The next challenge will be to transplant the kidney into a human. . A team in St Louis in the US has already shown that it is possible to transplant a foetal kidney into an adult animal and for it to grow and function properly.
Davies predicts that the technology could be ready for testing in humans in around ten years. Researchers hope to be able to use a patient's own cells, to reduce the risk of an organ being rejected.
This would involve perfecting the technique to use cells from amniotic fluid collected at birth. "We already know that stem cells that come from amniotic fluid are quite good at making kidneys," Davies said.
"At the moment we throw amniotic fluid away when babies are born. But if we kept it and froze down the stem cells of everybody born in the UK, there would be cells that could build kidneys waiting for them, frozen, in case they ever needed them.
"It wouldn't be that expensive.
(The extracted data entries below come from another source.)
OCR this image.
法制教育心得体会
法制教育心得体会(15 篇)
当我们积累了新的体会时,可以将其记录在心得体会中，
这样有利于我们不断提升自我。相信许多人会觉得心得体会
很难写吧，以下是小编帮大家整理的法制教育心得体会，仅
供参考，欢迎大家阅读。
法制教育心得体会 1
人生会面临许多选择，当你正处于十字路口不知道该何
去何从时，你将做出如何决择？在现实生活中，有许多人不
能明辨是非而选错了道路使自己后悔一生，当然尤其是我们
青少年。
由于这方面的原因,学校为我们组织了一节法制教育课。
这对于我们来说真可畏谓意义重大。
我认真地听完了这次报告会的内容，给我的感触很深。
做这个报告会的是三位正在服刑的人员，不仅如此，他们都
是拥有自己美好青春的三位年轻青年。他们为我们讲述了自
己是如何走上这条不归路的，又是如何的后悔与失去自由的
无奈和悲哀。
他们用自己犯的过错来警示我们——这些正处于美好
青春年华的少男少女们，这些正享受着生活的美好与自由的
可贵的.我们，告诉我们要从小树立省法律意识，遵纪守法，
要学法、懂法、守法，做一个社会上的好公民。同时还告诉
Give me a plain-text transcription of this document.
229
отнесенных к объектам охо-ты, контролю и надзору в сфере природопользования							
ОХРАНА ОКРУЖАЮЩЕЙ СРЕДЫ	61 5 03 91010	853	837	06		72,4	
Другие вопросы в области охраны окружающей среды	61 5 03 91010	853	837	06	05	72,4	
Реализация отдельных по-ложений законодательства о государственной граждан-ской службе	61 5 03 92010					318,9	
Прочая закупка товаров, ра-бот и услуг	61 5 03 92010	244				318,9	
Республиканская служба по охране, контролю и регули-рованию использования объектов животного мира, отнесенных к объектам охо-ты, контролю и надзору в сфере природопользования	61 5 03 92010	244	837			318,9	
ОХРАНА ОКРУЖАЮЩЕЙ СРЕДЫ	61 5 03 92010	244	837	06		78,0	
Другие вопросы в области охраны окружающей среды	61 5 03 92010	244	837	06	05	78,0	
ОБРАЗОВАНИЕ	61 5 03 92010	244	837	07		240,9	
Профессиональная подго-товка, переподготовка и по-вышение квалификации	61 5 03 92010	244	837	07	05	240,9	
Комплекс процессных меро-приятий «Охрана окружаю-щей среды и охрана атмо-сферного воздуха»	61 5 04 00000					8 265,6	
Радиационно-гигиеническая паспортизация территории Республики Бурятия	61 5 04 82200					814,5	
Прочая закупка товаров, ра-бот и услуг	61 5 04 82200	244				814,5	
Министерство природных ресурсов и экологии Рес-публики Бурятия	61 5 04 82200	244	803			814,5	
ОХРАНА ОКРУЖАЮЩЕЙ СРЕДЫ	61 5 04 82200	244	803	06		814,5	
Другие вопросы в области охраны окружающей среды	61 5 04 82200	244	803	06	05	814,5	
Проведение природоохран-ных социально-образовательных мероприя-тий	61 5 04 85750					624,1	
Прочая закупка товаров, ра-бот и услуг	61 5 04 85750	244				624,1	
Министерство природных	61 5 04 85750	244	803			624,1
It sounds a bit like science fiction-like, but actually it's not. Freezing a few cells is cost-effective compared with the cost of keeping someone on dialysis for years."
After growing a bespoke kidney in the laboratory, the organ could then be implanted in a patient's body and allowed to grow for a year or more before it was able to take on the functions of the kidney.
Tim Statham, the chief executive of the National Kidney Federation, described the research as "very exciting".
"We have a policy to encourage stem cell research because for us it is the holy grail," he said. "We have a desperate shortage of both living organs and deceased organs. There simply are not enough to go around and every year 3,000 kidney patients die on dialysis, of whom 400 are on the kidney transplant waiting list."